12 Replies to “The Debutante Ball Welcomes Sara Connell”

  1. Thanks for being with us today, Sara! BRINGING IN FINN sounds like a fascinating story (who made the “Debs aren’t eligible to win” rule???) wishing you all the very best with it.

    As for strangest job? Well the most boring one I had was putting the sales tags on sunglasses. I did that for a whole day.

  2. Hi Sara! Welcome to the dance floor. Thanks for taking a spin with us today.

    BRINGING IN FINN sounds like a fantastic read–what an incredible story!

    I’m afraid I can’t compare to shaman’s assistant in the job department. I once assisted a farrier at a summer camp, holding the horse’s still while he put the shoes on them, but there was nothing mystical about it.

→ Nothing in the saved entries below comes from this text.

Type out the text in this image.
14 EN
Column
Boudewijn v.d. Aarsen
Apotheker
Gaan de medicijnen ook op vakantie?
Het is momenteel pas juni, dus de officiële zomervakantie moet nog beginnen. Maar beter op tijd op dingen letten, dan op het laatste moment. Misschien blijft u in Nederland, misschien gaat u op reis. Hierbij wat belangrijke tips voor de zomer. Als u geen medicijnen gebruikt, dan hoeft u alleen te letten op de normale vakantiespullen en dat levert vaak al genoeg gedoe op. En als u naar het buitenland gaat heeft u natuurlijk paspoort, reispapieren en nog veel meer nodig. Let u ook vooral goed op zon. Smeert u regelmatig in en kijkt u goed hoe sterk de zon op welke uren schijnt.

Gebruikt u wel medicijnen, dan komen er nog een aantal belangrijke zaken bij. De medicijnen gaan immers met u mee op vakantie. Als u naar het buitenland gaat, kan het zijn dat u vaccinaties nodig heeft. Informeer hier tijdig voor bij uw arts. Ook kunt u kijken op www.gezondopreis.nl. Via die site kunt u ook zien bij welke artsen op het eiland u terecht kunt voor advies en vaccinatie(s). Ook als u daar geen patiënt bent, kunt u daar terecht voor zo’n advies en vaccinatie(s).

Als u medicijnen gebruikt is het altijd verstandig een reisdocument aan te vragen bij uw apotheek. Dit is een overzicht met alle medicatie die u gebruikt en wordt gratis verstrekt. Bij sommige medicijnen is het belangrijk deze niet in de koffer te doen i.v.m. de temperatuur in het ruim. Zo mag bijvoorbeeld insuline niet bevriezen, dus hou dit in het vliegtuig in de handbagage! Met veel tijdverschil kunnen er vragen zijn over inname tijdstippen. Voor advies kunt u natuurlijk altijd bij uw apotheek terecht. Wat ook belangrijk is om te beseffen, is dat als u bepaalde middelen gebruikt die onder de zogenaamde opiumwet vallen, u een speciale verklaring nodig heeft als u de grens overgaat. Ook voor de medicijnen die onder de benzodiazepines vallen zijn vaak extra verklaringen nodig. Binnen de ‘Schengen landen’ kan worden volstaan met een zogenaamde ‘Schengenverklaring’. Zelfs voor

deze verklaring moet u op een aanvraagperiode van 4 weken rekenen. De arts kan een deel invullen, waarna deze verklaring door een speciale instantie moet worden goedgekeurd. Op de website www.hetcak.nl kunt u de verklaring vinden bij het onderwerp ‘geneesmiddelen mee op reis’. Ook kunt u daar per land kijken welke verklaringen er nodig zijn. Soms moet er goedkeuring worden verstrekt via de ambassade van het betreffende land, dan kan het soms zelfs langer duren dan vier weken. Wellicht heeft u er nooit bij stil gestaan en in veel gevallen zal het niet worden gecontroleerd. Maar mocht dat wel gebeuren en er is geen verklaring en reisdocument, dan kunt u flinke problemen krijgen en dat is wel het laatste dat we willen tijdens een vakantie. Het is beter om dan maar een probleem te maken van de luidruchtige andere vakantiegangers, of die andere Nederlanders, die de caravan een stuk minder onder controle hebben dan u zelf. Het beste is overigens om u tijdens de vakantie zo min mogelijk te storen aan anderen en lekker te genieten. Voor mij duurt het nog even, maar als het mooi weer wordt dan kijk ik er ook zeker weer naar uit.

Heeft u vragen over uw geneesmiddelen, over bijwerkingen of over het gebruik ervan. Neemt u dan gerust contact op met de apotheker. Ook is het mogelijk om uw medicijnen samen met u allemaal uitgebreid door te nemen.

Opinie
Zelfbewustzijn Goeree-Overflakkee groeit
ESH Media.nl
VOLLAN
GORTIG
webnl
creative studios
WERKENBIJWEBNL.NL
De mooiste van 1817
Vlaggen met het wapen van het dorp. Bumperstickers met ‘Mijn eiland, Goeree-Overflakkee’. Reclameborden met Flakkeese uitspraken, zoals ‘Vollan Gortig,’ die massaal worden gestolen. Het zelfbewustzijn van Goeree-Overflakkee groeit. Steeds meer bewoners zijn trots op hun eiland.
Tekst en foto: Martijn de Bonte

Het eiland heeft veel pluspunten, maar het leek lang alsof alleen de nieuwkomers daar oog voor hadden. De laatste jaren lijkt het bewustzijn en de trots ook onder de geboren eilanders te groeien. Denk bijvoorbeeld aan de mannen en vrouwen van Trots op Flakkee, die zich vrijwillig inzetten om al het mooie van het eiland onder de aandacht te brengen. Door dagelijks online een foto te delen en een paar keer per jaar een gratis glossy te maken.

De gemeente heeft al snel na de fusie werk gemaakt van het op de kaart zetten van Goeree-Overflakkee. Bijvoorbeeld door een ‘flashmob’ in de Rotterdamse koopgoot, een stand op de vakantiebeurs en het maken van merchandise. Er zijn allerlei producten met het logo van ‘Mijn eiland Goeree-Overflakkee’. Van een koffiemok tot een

  3. Welcome, Sara! And thank you so much for visiting today and sharing your amazing story. I loved your anecdote about letting go–it’s so true–and I’m with you on the germaphobe thing: I never ever ever thought I’d be a mother who subscribes to the “five-second” rule!

    As far as weird jobs go, I’ve had more than my fair share (research, I say!). Probably the most upsetting one though was when I worked as a telemarketer for a dating service in LA. We’d get piles of those sweepstakes entries people used to fill out at grocery stores, cold call them and tell them “Someone they knew had a crush on them” and would they like to join the dating service to find out who? I don’t know which was more upsetting–that it wasn’t true, or how many clearly-unavailable men would ask in hushed tones if there was a number they could call back at a later time to find out more. Gah!

  4. I’m so excited to read this book! The craziest job I ever had…. Nothing nearly as interesting. I once interviewed to be the assistant to the editor in chief of Star magazine. It would have been very Devil Wears Prada but luckily I was able to get out of that one. Not sure if that would have been crazy or just miserable. Probably both!

  5. a great posting…loved it 😉
    a crazy job…does selling pizza at BINGO games count???
    thanks for the chance to read this fabulous novel.

  6. I was totally prepared to hate this book. The tabloidy premise, which is a non-fiction account about a woman who has difficulty carrying a pregnancy to term and uses her mother as a surrogate, could have gone horribly wrong in a lot of different ways. However, what I discovered was a very thoughtful account of the desire to mother that led the author to this very unusual decision.The author is a life coach and speaker by trade which is probably why the book is so grounded in terms of her ability to examine her feelings and motivations in an accessible and interesting way. Although I don’t have children and don’t particularly want them, her very passionate writing about her desire to have a child with her husband and her pain at not being able to do so made me feel very invested in her quest.I would warn anyone who has any sort of gynecological trauma in their past that Connell’s experience of miscarriage and the multitude of doctors she deals with in her quest to have a baby might be too painful to read. However, I would highly recommend book this for someone looking to investigate what IVF or other fertility treatments entail or for anyone who is interested in thinking more broadly about the meaning of mothering in our society.